Federal Policies to Complement 45Q: The USE IT Act, Tax-Exempt Private Activity Bonds and Master Limited Partnerships

While recent congressional extension and reform of the 45Q tax credit provides the most important federal incentive for encouraging private investment in carbon capture deployment, additional federal incentives would complement 45Q and enable more capture projects to become commercially feasible, thus accelerating deployment across multiple industries.

Building on reform of 45Q, the USEIT Act (S. 2602) was introduced in the Senate with bipartisan support in March and passed the Environment and Public Works Committee unanimously in May. The USE IT Act will foster continued development and deployment of carbon capture by authorizing the EPA Administrator to coordinate with the Secretary of Energy on furthering research, development and demonstration of carbon utilization and direct air capture technologies.
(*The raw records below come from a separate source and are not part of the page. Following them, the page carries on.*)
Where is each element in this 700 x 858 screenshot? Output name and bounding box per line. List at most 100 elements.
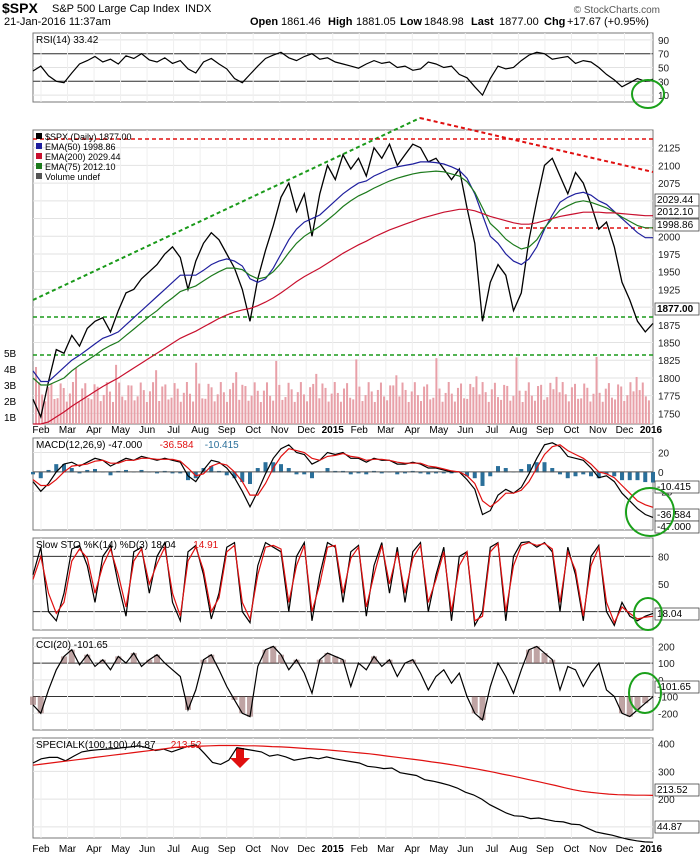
volume-bar [638,390,641,424]
price-y-tick: 1825 [658,356,681,367]
volume-bar [438,388,441,424]
macd-histogram-bar [209,466,214,473]
volume-bar [152,382,155,424]
volume-bar [527,382,530,424]
stochastic-legend: Slow STO %K(14) %D(3) 18.04 [36,540,176,551]
cci-y-tick: 200 [658,642,675,653]
macd-value-tag [654,480,700,494]
macd-histogram-bar [565,471,570,479]
price-x-tick: Sep [536,425,554,436]
specialk-value-tag [654,820,700,834]
volume-bar [370,391,373,424]
volume-bar [189,393,191,424]
rsi-y-tick: 30 [658,77,670,88]
volume-bar [500,399,503,424]
volume-bar [617,384,620,424]
volume-bar [50,384,53,424]
cci-value-label: -101.65 [657,682,691,693]
price-value-label: 2029.44 [657,195,694,206]
volume-bar [533,400,536,424]
macd-value-label: -47.000 [657,522,691,533]
volume-bar [272,400,275,424]
price-series-line [33,208,653,425]
volume-bar [379,382,382,424]
volume-bar [376,389,379,424]
price-value-label: 2012.10 [657,207,694,218]
volume-bar [93,384,96,424]
macd-histogram-bar [255,468,260,473]
specialk-x-tick: Aug [509,844,527,855]
volume-bar [124,400,127,424]
macd-histogram-bar [643,471,648,483]
last-value: 1877.00 [499,16,539,28]
volume-bar [287,382,290,424]
price-x-tick: Nov [589,425,607,436]
rsi-series-line [32,51,654,97]
volume-bar [398,396,401,424]
price-series-line [32,142,654,419]
price-x-tick: Apr [86,425,102,436]
rsi-y-tick: 90 [658,36,670,47]
price-x-tick: Oct [564,425,580,436]
volume-bar [155,370,158,424]
volume-bar [623,400,626,424]
last-label: Last [471,16,494,28]
stochastic-series-line [32,541,654,625]
volume-bar [87,397,90,424]
price-x-tick: Aug [191,425,209,436]
macd-histogram-bar [77,471,82,474]
specialk-x-tick: Nov [589,844,607,855]
macd-histogram-bar [170,471,175,474]
date-stamp: 21-Jan-2016 11:37am [4,16,111,28]
cci-oversold-fill [642,696,649,704]
price-x-tick: Jun [139,425,155,436]
volume-bar [361,401,364,424]
legend-entry: EMA(50) 1998.86 [45,142,116,152]
price-x-tick: 2015 [322,425,345,436]
macd-histogram-bar [426,471,431,475]
specialk-frame [32,737,654,839]
legend-swatch [36,173,42,179]
cci-oversold-fill [471,696,478,714]
price-value-label: 1998.86 [657,220,694,231]
macd-histogram-bar [248,471,252,485]
volume-bar [275,360,278,424]
macd-histogram-bar [503,468,508,473]
macd-histogram-bar [155,471,159,474]
volume-bar [395,375,398,424]
cci-oversold-fill [619,696,625,714]
legend-swatch [36,163,42,169]
volume-bar [592,393,595,424]
volume-bar [321,383,324,424]
volume-bar [195,362,198,424]
volume-bar [182,392,185,424]
legend-entry: EMA(75) 2012.10 [45,162,116,172]
volume-bar [540,384,543,424]
specialk-x-tick: Oct [564,844,580,855]
volume-bar [281,399,284,424]
volume-bar [75,368,78,424]
macd-histogram-bar [612,471,617,477]
macd-histogram-bar [604,471,609,475]
volume-bar [130,385,133,424]
macd-histogram-bar [403,471,407,474]
volume-bar [635,376,638,424]
volume-bar [561,382,564,424]
macd-histogram-bar [85,469,90,473]
volume-bar [607,383,610,424]
macd-histogram-bar [573,471,578,477]
volume-bar [580,398,583,424]
cci-oversold-fill [185,696,191,710]
volume-bar [247,400,250,424]
cci-overbought-fill [332,656,339,664]
volume-bar [201,398,204,424]
price-x-tick: Jul [167,425,180,436]
price-x-tick: Feb [351,425,369,436]
volume-bar [192,401,195,424]
symbol: $SPX [2,0,38,16]
volume-bar [327,401,330,424]
macd-histogram-bar [480,471,485,486]
cci-overbought-fill [115,656,122,664]
macd-histogram-bar [651,471,655,483]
The bill would also support collaboration between federal, state and non-governmental interests to facilitate planning and deployment of pipelines to transport CO2 for ultimate storage or beneficial use. Click here to read the Coalition one-pager on the USEIT Act.

The Carbon Capture Coalition also supports federal legislation to make carbon capture projects eligible for tax-exempt private activity bonds (PABs) and master limited partnerships (MLPs).

PABs would allow developers of carbon capture projects access to tax-exempt debt to help finance their projects, thus lowering their capital costs. The Carbon Capture Improvement Act of 2017 makes carbon capture projects eligible for PABs and has been introduced in the U.S. Senate by Senators Rob Portman (R-OH) and Michael Bennet (D-CO) in the U.S. House by Congressmen Carlos Curbelo (R-FL) and Marc Veasey (D-TX).

The MLP structure combines the tax benefits of a partnership with a corporation’s ability to raise capital in public markets. Thus, allowing carbon capture projects to be MLPs would reduce the cost of equity and provide access to capital on more favorable terms. The MLP Parity Act of 2017 would provide this eligibility and has been introduced in the U.S. Senate by Senators Chris Coons (D-DE) and Jerry Moran (R-KS) and by Congressmen Ted Poe (R-TX) and Mike Thompson (D-CA).